The main part of the building is late medieval, although the base of the tower is earlier, and the porch is later, bearing a date of 1539. The church was restored in 1885-7 and again in 1951.
Inside, the 16th C wagon ( barrel shaped) roof has carved bosses with intriguing symbols - strange heads, the Instruments of the Crucifixion, three fish symbolising the Trinity. There is also a splendid early seventeenth-century pulpit.
There is a four-bay Perpendicular arcade. It also contains an elaborate coat of arms of Queen Anne dating from 1707.
Outside, you can see the base of the churchyard cross.
Old Church is Grade 1 listed and the Lych Gates are Grade 2 listed in their own right. Some of the gravestones are even separately Listed.
The church is home to one of the largest colonies of the lesser horseshoe bat. Because of the significance of the colony, the church is included within a Site of Special Scientific Interest.
For location see Find Us page
To see updated details of the work being done to look after the fabric of Old Church please click here ( link not yet active)
St. Nicholas, Trellech
Standing in the middle of the village , St Nicholas' Church can be seen clearly from the surrounding countryside. The present building has been here since Trellech was not a small village but a busy town larger than Cardiff or Swansea. After the town was burnt down (in about 1250), the church was rebuilt in its present form.
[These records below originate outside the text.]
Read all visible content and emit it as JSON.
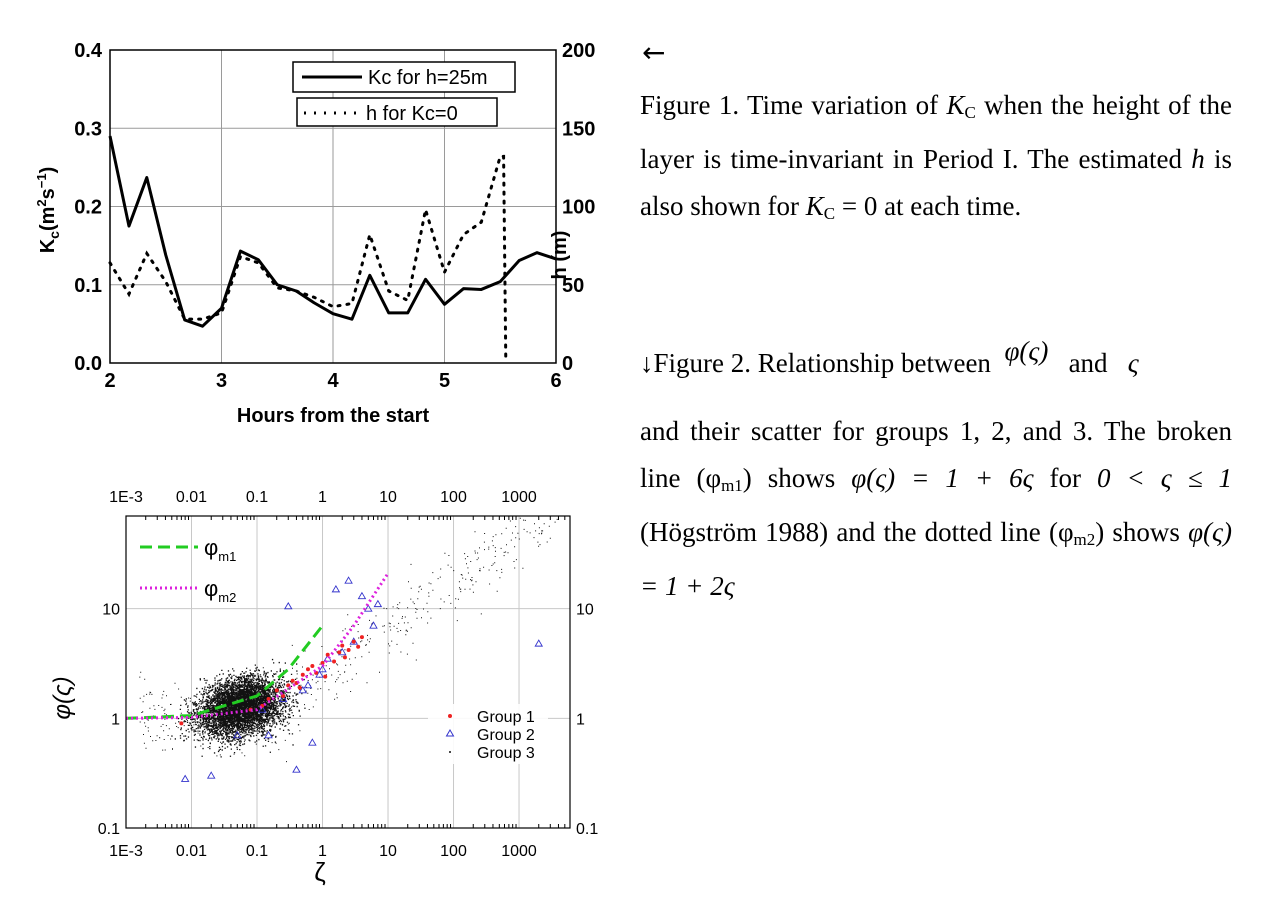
{
  "chart_data": [
    {
      "type": "line",
      "xlabel": "Hours from the start",
      "ylabel_left": "K_c (m^2 s^-1)",
      "ylabel_right": "h (m)",
      "xlim": [
        2,
        6
      ],
      "ylim_left": [
        0,
        0.4
      ],
      "ylim_right": [
        0,
        200
      ],
      "xticks": [
        "2",
        "3",
        "4",
        "5",
        "6"
      ],
      "yticks_left": [
        "0.0",
        "0.1",
        "0.2",
        "0.3",
        "0.4"
      ],
      "yticks_right": [
        "0",
        "50",
        "100",
        "150",
        "200"
      ],
      "grid": true,
      "legend_placement": "top-right",
      "series": [
        {
          "name": "Kc for h=25m",
          "axis": "left",
          "style": "solid",
          "x": [
            2.0,
            2.17,
            2.33,
            2.5,
            2.67,
            2.83,
            3.0,
            3.17,
            3.33,
            3.5,
            3.67,
            3.83,
            4.0,
            4.17,
            4.33,
            4.5,
            4.67,
            4.83,
            5.0,
            5.17,
            5.33,
            5.5,
            5.67,
            5.83,
            6.0
          ],
          "values": [
            0.29,
            0.175,
            0.237,
            0.138,
            0.055,
            0.047,
            0.07,
            0.143,
            0.132,
            0.1,
            0.092,
            0.077,
            0.063,
            0.056,
            0.112,
            0.064,
            0.064,
            0.107,
            0.075,
            0.095,
            0.094,
            0.104,
            0.131,
            0.141,
            0.133
          ]
        },
        {
          "name": "h for Kc=0",
          "axis": "right",
          "style": "dotted",
          "x": [
            2.0,
            2.17,
            2.33,
            2.5,
            2.67,
            2.83,
            3.0,
            3.17,
            3.33,
            3.5,
            3.67,
            3.83,
            4.0,
            4.17,
            4.33,
            4.5,
            4.67,
            4.83,
            5.0,
            5.17,
            5.33,
            5.5,
            5.53,
            5.55
          ],
          "values": [
            64,
            44,
            70,
            52,
            28,
            28,
            32,
            68,
            64,
            48,
            46,
            42,
            36,
            38,
            82,
            46,
            40,
            98,
            58,
            82,
            90,
            132,
            132,
            0
          ]
        }
      ]
    },
    {
      "type": "scatter",
      "xscale": "log",
      "yscale": "log",
      "xlabel": "ζ",
      "ylabel": "φ(ς)",
      "xlim": [
        0.001,
        6000
      ],
      "ylim": [
        0.1,
        70
      ],
      "xticks": [
        "1E-3",
        "0.01",
        "0.1",
        "1",
        "10",
        "100",
        "1000"
      ],
      "yticks": [
        "0.1",
        "1",
        "10"
      ],
      "grid": true,
      "legend_lines": [
        {
          "name": "φm1",
          "style": "dashed",
          "color": "#22cc22"
        },
        {
          "name": "φm2",
          "style": "dotted",
          "color": "#dd22dd"
        }
      ],
      "legend_markers": [
        "Group 1",
        "Group 2",
        "Group 3"
      ],
      "series": [
        {
          "name": "Group 1",
          "marker": "dot",
          "color": "#ee2222",
          "x": [
            0.007,
            0.08,
            0.12,
            0.15,
            0.2,
            0.25,
            0.3,
            0.35,
            0.4,
            0.5,
            0.6,
            0.7,
            0.8,
            1.0,
            1.2,
            1.5,
            1.8,
            2.0,
            2.5,
            3.0,
            3.5,
            4.0,
            2.2,
            1.1,
            0.45
          ],
          "values": [
            0.9,
            1.2,
            1.3,
            1.5,
            1.8,
            1.6,
            2.0,
            2.2,
            2.1,
            2.5,
            2.8,
            3.0,
            2.6,
            3.2,
            3.8,
            3.3,
            4.0,
            4.6,
            4.2,
            5.0,
            4.5,
            5.5,
            3.6,
            2.4,
            1.9
          ]
        },
        {
          "name": "Group 2",
          "marker": "triangle",
          "color": "#3333cc",
          "x": [
            0.008,
            0.02,
            0.05,
            0.15,
            0.3,
            0.4,
            0.6,
            0.9,
            1.2,
            1.6,
            2.0,
            2.5,
            3.0,
            4.0,
            5.0,
            6.0,
            7.0,
            0.7,
            1.0,
            0.25,
            0.12,
            0.5,
            2000
          ],
          "values": [
            0.28,
            0.3,
            0.7,
            0.7,
            10.5,
            0.34,
            2.0,
            2.5,
            3.5,
            15,
            4.0,
            18,
            5.0,
            13,
            10,
            7,
            11,
            0.6,
            2.8,
            1.5,
            1.2,
            1.8,
            4.8
          ]
        },
        {
          "name": "Group 3",
          "marker": "dot",
          "color": "#111111",
          "x": [],
          "values": []
        },
        {
          "name": "φm1",
          "marker": "line",
          "color": "#22cc22",
          "x": [
            0.001,
            0.01,
            0.1,
            0.3,
            1.0
          ],
          "values": [
            1.0,
            1.06,
            1.6,
            2.8,
            7.0
          ]
        },
        {
          "name": "φm2",
          "marker": "line",
          "color": "#dd22dd",
          "x": [
            0.001,
            0.01,
            0.1,
            1.0,
            3.0,
            10.0
          ],
          "values": [
            1.0,
            1.02,
            1.2,
            3.0,
            7.0,
            21.0
          ]
        }
      ]
    }
  ],
  "captions": {
    "arrow_left": "←",
    "fig1_a": "Figure 1. Time variation of ",
    "fig1_k": "K",
    "fig1_ksub": "C",
    "fig1_b": " when the height of the layer is time-invariant in Period I. The estimated ",
    "fig1_h": "h",
    "fig1_c": " is also shown for ",
    "fig1_d": " = 0 at each time.",
    "fig2_arrow": "↓",
    "fig2_a": "Figure 2. Relationship between",
    "fig2_phi": "φ(ς)",
    "fig2_and": "and",
    "fig2_zeta": "ς",
    "fig2_b": "and their scatter for groups 1, 2, and 3. The broken line (φ",
    "fig2_m1": "m1",
    "fig2_c": ") shows ",
    "fig2_f1": "φ(ς) = 1 + 6ς",
    "fig2_for": " for ",
    "fig2_range": "0 < ς ≤ 1",
    "fig2_d": " (Högström 1988) and the dotted line (φ",
    "fig2_m2": "m2",
    "fig2_e": ") shows ",
    "fig2_f2": "φ(ς) = 1 + 2ς"
  }
}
There is a medieval preaching cross in the churchyard and the church is entered through a door dating back to 1595.
The church was restored in 1893, when a new east window and two windows in the north wall were replaced. The Church is grade 1 listed.
The high, steeply pointed arches, topped by the clerestory windows under the flat ceiling, emphasize the simplicity of this sacred space. There is an avenue of thirteenth century pillars which lead to the high altar.
The communion rails, unusually, enclose the altar table on three sides. This was the arrangement favoured by the reforming Archbishop Laud, who died in 1645.
Behind the altar, in the glass of the pre-Raphaelite window, you can see the Risen Jesus. It is as if He is the host, welcoming all those who kneel around Him to His party at His altar table. Then as now, and throughout all time, it is this experience of sharing bread with the Risen Jesus and His followers that continues to form the Church.
At the west end of the church, directly below the window, is a Royal Coat of Arms for King Charles II dated 1683. Records are held by the church dating from 1692. Complete lists of vicars, from 1359, and churchwardens, from 1763, can be found in the entrance to the south aisle
The church is dedicated to St Nicholas who was the fourth century bishop of Myra in Turkey. He is the patron saint of children and also of sailors. As the patron saint of children and the giver of presents, Nicholas is the original for Santa Claus.